How Having Kids Made Me Stop Being A People Pleaser
I got my nails done this weekend. Quite the little treat of 60 minutes without a toddler wanting to sit on my lap and play with my hair while I attempt to use the restroom, without a baby wanting to cluster feed through another growth spurt, without my husband showing me some funny video on YouTube while I’m falling asleep in broad daylight. And I love all three of them, but a little break is also good too. Anyway, as I was getting them done, the lady excitedly told me about how much everyone loves their new massage chairs and turned it on for me. Aaaaand it felt like I was getting jabbed hard & repeatedly in the back with rolling pins. I didn’t say anything at first, partly because I hoped it would get better and partly because I was so excited to be out and about by myself that I didn’t care what was happening besides the fact that I was getting “Me Time”. When she turned it on a second time, I finally spoke up and asked her to please turn it off. Doesn’t seem like a big deal? Then you probably aren’t shy about voicing your opinion, something that has taken me a few years to do. But for this former people pleaser, it was huge deal. And this changed once I had kids, and here is why:
1) When you have a baby and/or a toddler, they kind of run the show. And I’m not saying that my toddler tells me she wants cookies for breakfast and I obey. I’m saying, I’d rather show up to a party an hour late because she was taking a long nap, than show up with a cranky tantrum throwing toddler in tow. Also, no one else will be dealing with a fussy baby or melt down having toddler, it’ll just be me. And as mentioned in my To All The Nap Judgers post (here), it’s what works for OUR family.
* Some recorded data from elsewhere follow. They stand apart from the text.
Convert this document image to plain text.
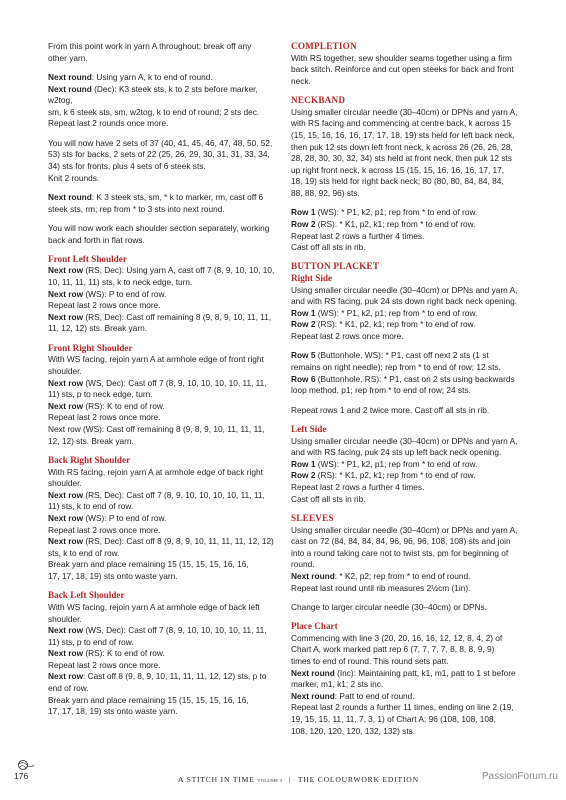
From this point work in yarn A throughout; break off any
other yarn.
Next round: Using yarn A, k to end of round.
Next round (Dec): K3 steek sts, k to 2 sts before marker, w2tog,
sm, k 6 steek sts, sm, w2tog, k to end of round; 2 sts dec.
Repeat last 2 rounds once more.
You will now have 2 sets of 37 (40, 41, 45, 46, 47, 48, 50, 52,
53) sts for backs, 2 sets of 22 (25, 26, 29, 30, 31, 31, 33, 34,
34) sts for fronts, plus 4 sets of 6 steek sts.
Knit 2 rounds.
Next round: K 3 steek sts, sm, * k to marker, rm, cast off 6
steek sts, rm; rep from * to 3 sts into next round.
You will now work each shoulder section separately, working
back and forth in flat rows.
Front Left Shoulder
Next row (RS, Dec): Using yarn A, cast off 7 (8, 9, 10, 10, 10,
10, 11, 11, 11) sts, k to neck edge, turn.
Next row (WS): P to end of row.
Repeat last 2 rows once more.
Next row (RS, Dec): Cast off remaining 8 (9, 8, 9, 10, 11, 11,
11, 12, 12) sts. Break yarn.
Front Right Shoulder
With WS facing, rejoin yarn A at armhole edge of front right
shoulder.
Next row (WS, Dec): Cast off 7 (8, 9, 10, 10, 10, 10, 11, 11,
11) sts, p to neck edge, turn.
Next row (RS): K to end of row.
Repeat last 2 rows once more.
Next row (WS): Cast off remaining 8 (9, 8, 9, 10, 11, 11, 11,
12, 12) sts. Break yarn.
Back Right Shoulder
With RS facing, rejoin yarn A at armhole edge of back right
shoulder.
Next row (RS, Dec): Cast off 7 (8, 9, 10, 10, 10, 10, 11, 11,
11) sts, k to end of row.
Next row (WS): P to end of row.
Repeat last 2 rows once more.
Next row (RS, Dec): Cast off 8 (9, 8, 9, 10, 11, 11, 11, 12, 12)
sts, k to end of row.
Break yarn and place remaining 15 (15, 15, 15, 16, 16,
17, 17, 18, 19) sts onto waste yarn.
Back Left Shoulder
With WS facing, rejoin yarn A at armhole edge of back left
shoulder.
Next row (WS, Dec): Cast off 7 (8, 9, 10, 10, 10, 10, 11, 11,
11) sts, p to end of row.
Next row (RS): K to end of row.
Repeat last 2 rows once more.
Next row: Cast off 8 (9, 8, 9, 10, 11, 11, 11, 12, 12) sts, p to
end of row.
Break yarn and place remaining 15 (15, 15, 15, 16, 16,
17, 17, 18, 19) sts onto waste yarn.
COMPLETION
With RS together, sew shoulder seams together using a firm
back stitch. Reinforce and cut open steeks for back and front
neck.
NECKBAND
Using smaller circular needle (30–40cm) or DPNs and yarn A,
with RS facing and commencing at centre back, k across 15
(15, 15, 16, 16, 16, 17, 17, 18, 19) sts held for left back neck,
then puk 12 sts down left front neck, k across 26 (26, 26, 28,
28, 28, 30, 30, 32, 34) sts held at front neck, then puk 12 sts
up right front neck, k across 15 (15, 15, 16, 16, 16, 17, 17,
18, 19) sts held for right back neck; 80 (80, 80, 84, 84, 84,
88, 88, 92, 96) sts.
Row 1 (WS): * P1, k2, p1; rep from * to end of row.
Row 2 (RS): * K1, p2, k1; rep from * to end of row.
Repeat last 2 rows a further 4 times.
Cast off all sts in rib.
BUTTON PLACKET
Right Side
Using smaller circular needle (30–40cm) or DPNs and yarn A,
and with RS facing, puk 24 sts down right back neck opening.
Row 1 (WS): * P1, k2, p1; rep from * to end of row.
Row 2 (RS): * K1, p2, k1; rep from * to end of row.
Repeat last 2 rows once more.
Row 5 (Buttonhole, WS): * P1, cast off next 2 sts (1 st
remains on right needle); rep from * to end of row; 12 sts.
Row 6 (Buttonhole, RS): * P1, cast on 2 sts using backwards
loop method, p1; rep from * to end of row; 24 sts.
Repeat rows 1 and 2 twice more. Cast off all sts in rib.
Left Side
Using smaller circular needle (30–40cm) or DPNs and yarn A,
and with RS facing, puk 24 sts up left back neck opening.
Row 1 (WS): * P1, k2, p1; rep from * to end of row.
Row 2 (RS): * K1, p2, k1; rep from * to end of row.
Repeat last 2 rows a further 4 times.
Cast off all sts in rib.
SLEEVES
Using smaller circular needle (30–40cm) or DPNs and yarn A,
cast on 72 (84, 84, 84, 84, 96, 96, 96, 108, 108) sts and join
into a round taking care not to twist sts, pm for beginning of
round.
Next round: * K2, p2; rep from * to end of round.
Repeat last round until rib measures 2½cm (1in).
Change to larger circular needle (30–40cm) or DPNs.
Place Chart
Commencing with line 3 (20, 20, 16, 16, 12, 12, 8, 4, 2) of
Chart A, work marked patt rep 6 (7, 7, 7, 7, 8, 8, 8, 9, 9)
times to end of round. This round sets patt.
Next round (Inc): Maintaining patt, k1, m1, patt to 1 st before
marker, m1, k1; 2 sts inc.
Next round: Patt to end of round.
Repeat last 2 rounds a further 11 times, ending on line 2 (19,
19, 15, 15, 11, 11, 7, 3, 1) of Chart A; 96 (108, 108, 108,
108, 120, 120, 120, 132, 132) sts.
176	A STITCH IN TIME VOLUME 3 | THE COLOURWORK EDITION	PassionForum.ru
2) My priorities have shifted since having children. Pre-kids, I would hate to feel like I was a flake or make someone upset by not showing up to something I’d been invited to. And I still try to make most of to what we are invited to, but sometimes it just doesn’t work out. If my kid is sick? I’ll be home taking care of them. If it’s past my 9pm bed time? You bet your sweet ass I’m laying in bed. Why? Because I’m tired. And because I don’t work well without sleep. And because you’ll get the best part of me in the morning. It’s pretty much a slippery downhill slope from there. I mean, I can rally, but it sure as hell goes south pretty damn quick from 8pm on. And yes, this is mainly because of my baby and toddler, but to be honest, I really like my sleep. I like my routine with my little family. And my baby doesn’t take a bottle, so it’s what works for us. What are ya gonna do?
3) I care still, but I don’t lose sleep over it. And I don’t mean for that to sound bitchy, I honestly don’t. I’m just saying that what used to make me get that sinking gut feeling of “I hope they’re not mad at me”, is now “They know what my life is like right now. If they’re really my friend they’ll understand.” And it’s true. I’ve found that my friends DO understand. And it goes both ways. After having kids, I totally get how things don’t always go to plan. I can honestly say I would NEVER get mad at a friend for missing out because something came up with their family. It’s just not worth it. Life is too short to be mad and petty.
4) It won’t always be this way. When my daughter was a baby, she went wherever I went. She didn’t take a bottle so that’s just how we did things. As she gets older I am able to do more things by myself for longer periods of time. Now that she’s 2.5 she’s perfectly fine spending whatever amount of time without me, but now my son has taken up her mantle. So it’s just a perfect example of how things are always changing. Yes, right now I’m limited to certain things I can do and when, but it won’t always be this way. And I’m honestly content with how things are. I know all too well how this baby phase will fly by and soon I’ll have an independent toddler on my hands. I’m trying to savor every moment.
5) Sometimes it’s just not worth it. Again, not trying to come off like a big jerk here, but at the end of the day I would much rather be glad that I didn’t force my kids to do something that would overtire them or overstimulate them so that they’re both tired, crying inconsolable kiddos. I’d rather do what is feasible for our family and that’s it. Yes, some families are probably more adventurous than ours but that’s what works for them. Sometimes I’ll push it and be stoked that both kids were fine and able to go to whatever outing and not have melt downs. However, there are many times where my husband and I will turn to each other and say “That was just NOT the melt down, crying jag, fighting a nap struggle etc”.
What I have learned in this change in my way of thinking of “not always trying to be a people pleaser”, is that people generally do understand. Before, I used to think I would have to come up with some elaborate white lie to avoid someone poking holes in my actual reason of “we can’t go because of the kids” or “we have to show up late so they can nap”. Now? I just tell the truth. “We’d love to go, but we’ll have to leave early so we can get the kids to bed on time. Otherwise it’s a nightmare” and people get it. They really do. And again, if they don’t? Oh well. They aren’t the ones dealing with the outcome, are they? So just do what works for you! You totally have this Mama!